One pair of studio monitors can sound very different depending on the acoustic characteristics of the room. I’ve recently added acoustic treatment to my room, which has made a big difference to the frequency response and the reverb time.

Now that I have acoustic treatment in my room, the critical distance has moved back further from the speakers. The critical distance describes the point in the room where the direct sound and indirect sound are equal in level. No acoustic treatment, and the critical distance is pretty short because there’s much more indirect sound. 

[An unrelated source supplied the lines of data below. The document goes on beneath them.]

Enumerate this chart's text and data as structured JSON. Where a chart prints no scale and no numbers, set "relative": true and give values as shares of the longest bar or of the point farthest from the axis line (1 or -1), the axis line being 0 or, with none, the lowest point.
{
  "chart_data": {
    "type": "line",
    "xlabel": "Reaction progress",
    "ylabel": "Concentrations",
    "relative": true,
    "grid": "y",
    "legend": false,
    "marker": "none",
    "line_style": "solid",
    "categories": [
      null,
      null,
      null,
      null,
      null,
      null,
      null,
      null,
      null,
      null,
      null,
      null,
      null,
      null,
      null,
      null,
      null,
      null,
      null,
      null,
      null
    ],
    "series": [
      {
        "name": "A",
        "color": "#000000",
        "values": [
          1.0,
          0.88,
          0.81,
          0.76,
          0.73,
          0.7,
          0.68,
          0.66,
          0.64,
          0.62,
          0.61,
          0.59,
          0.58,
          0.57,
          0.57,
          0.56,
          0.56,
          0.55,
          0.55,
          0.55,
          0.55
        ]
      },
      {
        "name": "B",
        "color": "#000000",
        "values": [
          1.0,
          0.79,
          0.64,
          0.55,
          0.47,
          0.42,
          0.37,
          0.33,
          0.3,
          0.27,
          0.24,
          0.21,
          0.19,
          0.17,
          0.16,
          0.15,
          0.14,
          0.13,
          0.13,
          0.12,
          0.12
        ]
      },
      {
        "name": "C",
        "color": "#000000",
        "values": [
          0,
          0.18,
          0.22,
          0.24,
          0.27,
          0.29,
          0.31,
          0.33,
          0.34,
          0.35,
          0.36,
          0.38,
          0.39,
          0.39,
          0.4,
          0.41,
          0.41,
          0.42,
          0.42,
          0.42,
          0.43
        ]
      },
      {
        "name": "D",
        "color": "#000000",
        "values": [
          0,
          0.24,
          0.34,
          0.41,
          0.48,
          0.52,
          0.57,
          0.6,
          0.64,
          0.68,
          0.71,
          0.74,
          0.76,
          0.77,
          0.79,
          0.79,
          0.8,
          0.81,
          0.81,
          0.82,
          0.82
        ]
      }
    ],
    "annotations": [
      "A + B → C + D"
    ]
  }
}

In any case, near-field monitors will provide the listener with the greatest ratio of direct to indirect sound. Not because they are near-field monitors, but because they are monitors being used in the near-field. 

This is another difference I hear when comparing the near-, mid-, and far-field monitor simulations from SoundID Reference Virtual Monitoring. Listen for the reverb and clarity…

The far-field monitors seem to have the longest reverb tail, while the near-field monitors have a relatively dry sound. This difference informs the amount of reverb you add in a mix and it also impacts the overall sound quality, as some of that additional reverb can cause additional masking at various frequencies. 

For me, this is similar to the difference between studio monitors and headphones (which are essentially “extremely near-field monitors”). Headphones will give you the most detailed and dry sound, while far-field monitors can sometimes have a “smearing” impact on a mix by comparison. Again – this isn’t necessarily bad. It just gives you another perspective. 

Considering that my room is only 14 feet long, I only use near-field monitors. It would be impractical to sit 4 feet from the back wall with a gigantic pair of speakers taking up a quarter of the space in my room. 

Would I love to have a larger control room like you can find in commercial studios? Yes. I really would. But for now, I need to make the most of what I’ve got. That means I’ve got high-quality near-field monitors, acoustic treatment, and corrective EQ. 

When I want to test on other systems, I can either print the track and play it on other systems (or test it right here in the DAW on a variety of “virtual” playback systems) to make sure things will sound acceptable no matter how someone is listening.